A Study on Solidified Oil and Heat Flux at Tank Bottom of a Tanker Carrying High Pour Point Crude Oil

The supplied quantity of heat energy for keeping in low viscosity of loading oil is necessary to be estimated with accuracy in a tanker carrying high pour point oil or high viscous oil. It is difficult to assume it exactly, because the heat transfer coefficient through tank bottom is various due to depending on the configulation of bottom structure and the physical properties of loading oil.In order to investigate the heat transfer through tank bottom, the measurement of heat flux is carried out using the tank in the shape of bottom structure on the scale of one-third in which the paraffin as one kind of high pour point oil and the high viscous lubrication oil are heating up with three heaters. The predicting formulae on variable thickness of solidified oil and heat flow at bottom as time proceeds are derived from the theory and the experimental values. These formulae are applied for estimating the heat transfer coefficient of actual ship. As the results, the heat transfer coefficients through tank bottom excepting the effect of ship oscillation are assumed to be 78 W/m2K for high viscous oil and 4.7 W/m2K for high pour point oil.

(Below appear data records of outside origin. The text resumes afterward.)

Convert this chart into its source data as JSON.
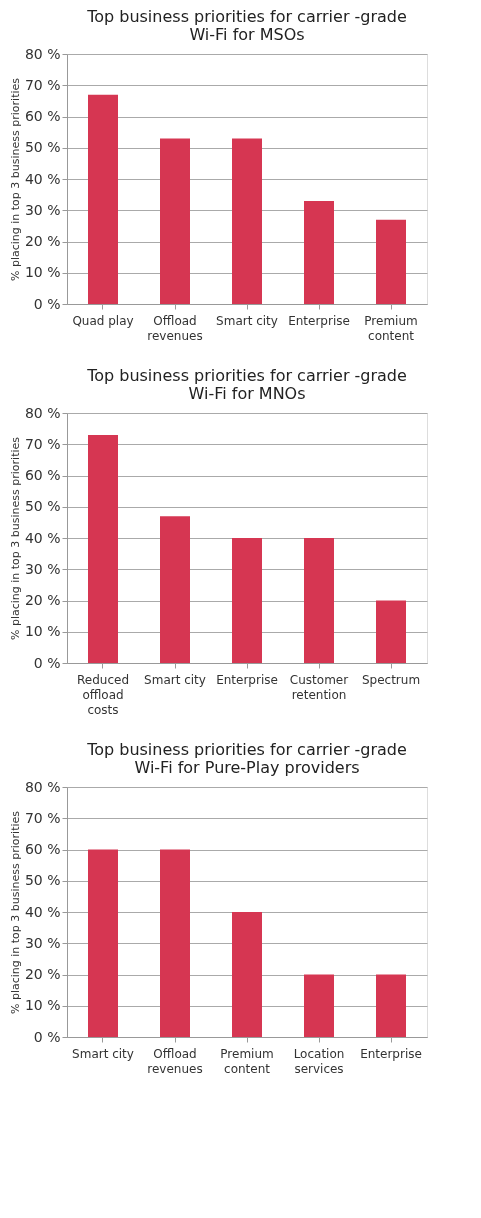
{
  "chart_data": [
    {
      "type": "bar",
      "title": "Top business priorities for carrier -grade Wi-Fi for MSOs",
      "ylabel": "% placing in top 3 business priorities",
      "categories": [
        "Quad play",
        "Offload revenues",
        "Smart city",
        "Enterprise",
        "Premium content"
      ],
      "values": [
        67,
        53,
        53,
        33,
        27
      ],
      "color": "#d63652",
      "ylim": [
        0,
        80
      ],
      "yticks": [
        {
          "value": 0,
          "label": "0 %"
        },
        {
          "value": 10,
          "label": "10 %"
        },
        {
          "value": 20,
          "label": "20 %"
        },
        {
          "value": 30,
          "label": "30 %"
        },
        {
          "value": 40,
          "label": "40 %"
        },
        {
          "value": 50,
          "label": "50 %"
        },
        {
          "value": 60,
          "label": "60 %"
        },
        {
          "value": 70,
          "label": "70 %"
        },
        {
          "value": 80,
          "label": "80 %"
        }
      ],
      "grid": "y"
    },
    {
      "type": "bar",
      "title": "Top business priorities for carrier -grade Wi-Fi for MNOs",
      "ylabel": "% placing in top 3 business priorities",
      "categories": [
        "Reduced offload costs",
        "Smart city",
        "Enterprise",
        "Customer retention",
        "Spectrum"
      ],
      "values": [
        73,
        47,
        40,
        40,
        20
      ],
      "color": "#d63652",
      "ylim": [
        0,
        80
      ],
      "yticks": [
        {
          "value": 0,
          "label": "0 %"
        },
        {
          "value": 10,
          "label": "10 %"
        },
        {
          "value": 20,
          "label": "20 %"
        },
        {
          "value": 30,
          "label": "30 %"
        },
        {
          "value": 40,
          "label": "40 %"
        },
        {
          "value": 50,
          "label": "50 %"
        },
        {
          "value": 60,
          "label": "60 %"
        },
        {
          "value": 70,
          "label": "70 %"
        },
        {
          "value": 80,
          "label": "80 %"
        }
      ],
      "grid": "y"
    },
    {
      "type": "bar",
      "title": "Top business priorities for carrier -grade Wi-Fi for Pure-Play providers",
      "ylabel": "% placing in top 3 business priorities",
      "categories": [
        "Smart city",
        "Offload revenues",
        "Premium content",
        "Location services",
        "Enterprise"
      ],
      "values": [
        60,
        60,
        40,
        20,
        20
      ],
      "color": "#d63652",
      "ylim": [
        0,
        80
      ],
      "yticks": [
        {
          "value": 0,
          "label": "0 %"
        },
        {
          "value": 10,
          "label": "10 %"
        },
        {
          "value": 20,
          "label": "20 %"
        },
        {
          "value": 30,
          "label": "30 %"
        },
        {
          "value": 40,
          "label": "40 %"
        },
        {
          "value": 50,
          "label": "50 %"
        },
        {
          "value": 60,
          "label": "60 %"
        },
        {
          "value": 70,
          "label": "70 %"
        },
        {
          "value": 80,
          "label": "80 %"
        }
      ],
      "grid": "y"
    }
  ]
}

A Study on Solidified Oil and Heat Flux at Tank Bottom of a Tanker Carrying High Pour Point Crude Oil

A lage quantity of high pour point oil which tends to be solidified at a normal temperature is carried by the oil tankers that are equiped with oil heating system for purpose of keeping in low viscosity of crude oil. As cooling bottom plate by sea water, the crude oil near bottom is solidified in spite of heating up and the solidified layer is likely as insulation against heat flow through bottom. The solidified oil blocks up oil courses bored at bottom structural members and prevents from gathering oil at the final period of pumping up crude oil. Besides, the tank capacity is decreased since solid oil at bottom is just unpumpable.In this paper, the predicted method on thickness of solidified oil at bottom is proposed in comparison with the measured data on an actual tanker and the numerical analysis on Stefan-problem is carried out by using the enthalpy with delta-sequence function in order to investigate the solidifying process of high pour point oil. Furthermore, the experiment of melting solid paraffin by heating up in the tank in the shape of bottom structure on the scale of one-third is executed in addition to calculate by use of physical properties on Minas crude oil. By the results of measurement, it has been recognized to be practically difficult for melting the solidified oil between frame space without heating coil and some useful consequences for design of oil heating system are obtained.